Лифт оказался маленькой золоченой клеткой. До моих ушей стали долетать оживленные голоса. Я вышел из лифта, повернул налево и позвонил в дверь. Мне открыли. На пороге, словно часовой, возник низкорослый мужчина в черных слаксах и черной водолазке. У него были подстриженные бобриком волосы, в руках - стильная планшетка из нержавейки и дорогая авторучка.

- Мсье Рикс?

Я кивнул.

- Генри Монтгомери. Помощник мадам Л’Эрбер. Ваш конверт, пожалуйста.

Я полез в карман, достал конверт и передал ему. Он проверил, написано ли на нем, как положено, мое имя. Убедившись, что все оформлено правильно, он сказал:

- Верхнюю одежду оставьте в первой комнате налево по коридору, еда и напитки dans la cuisine. Но, раздевшись, вы должны вернуться сюда, чтобы я мог представить вас мадам. D ’accord?

Я снова кивнул и проследовал по коридору в направлении, указанном Монтгомери.

Коридор оказался очень длинным, с высокими потолками. Стены были белыми. Большую часть стен занимал огромный абстрактный монохром из пяти пластин. Каждая пластина представляла собой оттенок зеленого, внешние были чуть светлее, а во внутренних цвет сгущался едва ли не до черноты. На первый взгляд это показалось мне имитацией Кляйна или Ротко, причем не слишком удачной. Но я решил, что еще не время высказывать вслух подобные умозаключения. Синдром Туретта меня пока не охватил.

Я проследовал дальше по коридору, к первой двери, слегка приоткрытой. За дверью оказалась маленькая комната с двуспальной кроватью и стулом из единого куска формованного пластика; последний являл собой образчик мебельного авангарда, столь популярного в конце шестидесятых, но ныне это смотрелось как отголосок эры палеозоя. Над кроватью (как я предположил, это была гостевая комната) висела огромная картина с изображением обнаженной бесстыжей красавицы с развевающимися, как щупальца медузы, волосами и пестрым (психоделическим?) сплетением экзотической флоры и дикой фауны в гуще лобковых волос. Трудно представить, как можно уснуть под таким полотном. И все же эффектная кричащая палитра привлекла мое внимание. Должно быть, я задержался у картины (я бы назвал ее "Лето любви") чуть дольше отведенного времени, поскольку у меня за спиной прозвучал голос Монтгомери:

- Мистер Рикс… Мадам ждет вас.

- Извините, просто…

Я жестом показал на полотно.

- Нравится? - спросил он.

- О да, - солгал я. - Тем более что это символизирует определенную эпоху.

- Знаете художника?

- Питер Макс?

- Ну, нет… Он был слишком коммерческим.

А этот парень разве рисовал не на потребу публике?

- Так кто же автор?

- Тер де Клоп, biеп sur.

- О да, bien sur, - со знанием дела кивнул я.

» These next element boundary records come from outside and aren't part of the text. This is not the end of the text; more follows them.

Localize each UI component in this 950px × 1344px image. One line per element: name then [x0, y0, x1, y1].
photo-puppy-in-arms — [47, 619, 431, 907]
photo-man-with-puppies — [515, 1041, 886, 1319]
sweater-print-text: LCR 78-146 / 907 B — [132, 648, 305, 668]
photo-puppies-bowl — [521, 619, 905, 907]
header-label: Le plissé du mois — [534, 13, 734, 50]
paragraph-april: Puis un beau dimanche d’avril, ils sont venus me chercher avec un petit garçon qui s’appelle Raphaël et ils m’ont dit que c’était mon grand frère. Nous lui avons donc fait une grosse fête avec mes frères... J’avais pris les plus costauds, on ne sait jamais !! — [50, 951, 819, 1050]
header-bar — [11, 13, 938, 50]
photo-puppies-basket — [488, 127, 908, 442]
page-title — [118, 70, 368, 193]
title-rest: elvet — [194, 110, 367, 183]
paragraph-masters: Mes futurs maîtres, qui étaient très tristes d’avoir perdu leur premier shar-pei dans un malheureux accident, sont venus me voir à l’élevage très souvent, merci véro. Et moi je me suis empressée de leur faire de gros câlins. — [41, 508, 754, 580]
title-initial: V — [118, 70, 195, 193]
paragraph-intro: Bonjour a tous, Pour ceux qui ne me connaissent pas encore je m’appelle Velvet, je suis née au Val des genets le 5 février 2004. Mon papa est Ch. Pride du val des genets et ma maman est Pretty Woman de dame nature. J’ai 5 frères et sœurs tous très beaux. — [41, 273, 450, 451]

- И вам, должно быть, известно, что мадам была его музой…

- Так это Лоррен Л’Эрбер? - спросил я, не скрыть своего изумления.

- Да, это действительно она, - ответил Монтгомери.

Он сделал мне знак следовать за ним. Мы прошли обратно по коридору и свернули налево, в большую гостиную. В гостиной ничего нового для себя я не открыл: те же белые стены, высокие потолки и дурные образчики поп-арта. Разве что пространства побольше: размеры комнаты были тридцать на двадцать. В гостиной преобладал черный цвет - большинство гостей было в черном, и я, по крайней мере, не выделялся из толпы; вдоль стен были расставлены белые кожаные диваны, здесь же - несколько старомодных стульев из формованного пластика, на стенах - пара этюдов в стиле ню с мадам работы того же художника. Но Монтгомери вовремя увел меня в сторону от картин. Твердой рукой он взял меня за плечо и развернул кругом, подтолкнув к габаритной во всех отношениях даме. Ростом она была около шести футов, весом фунтов двести пятьдесят, не меньше; мясистое лицо раскрашено в стиле театра кабуки - на фоне выбеленной кожи выделялись огромные красные губы. Шею украшало колье с золотыми знаками зодиака; все пальцы унизаны кольцами, каждое указывало на принадлежность хозяйки к оккультному движению "Новый век". Ее волосы - теперь уже серебристые - были заплетены в косу длиной во всю спину. Одета она была в кафтан, в руках - бокал шампанского.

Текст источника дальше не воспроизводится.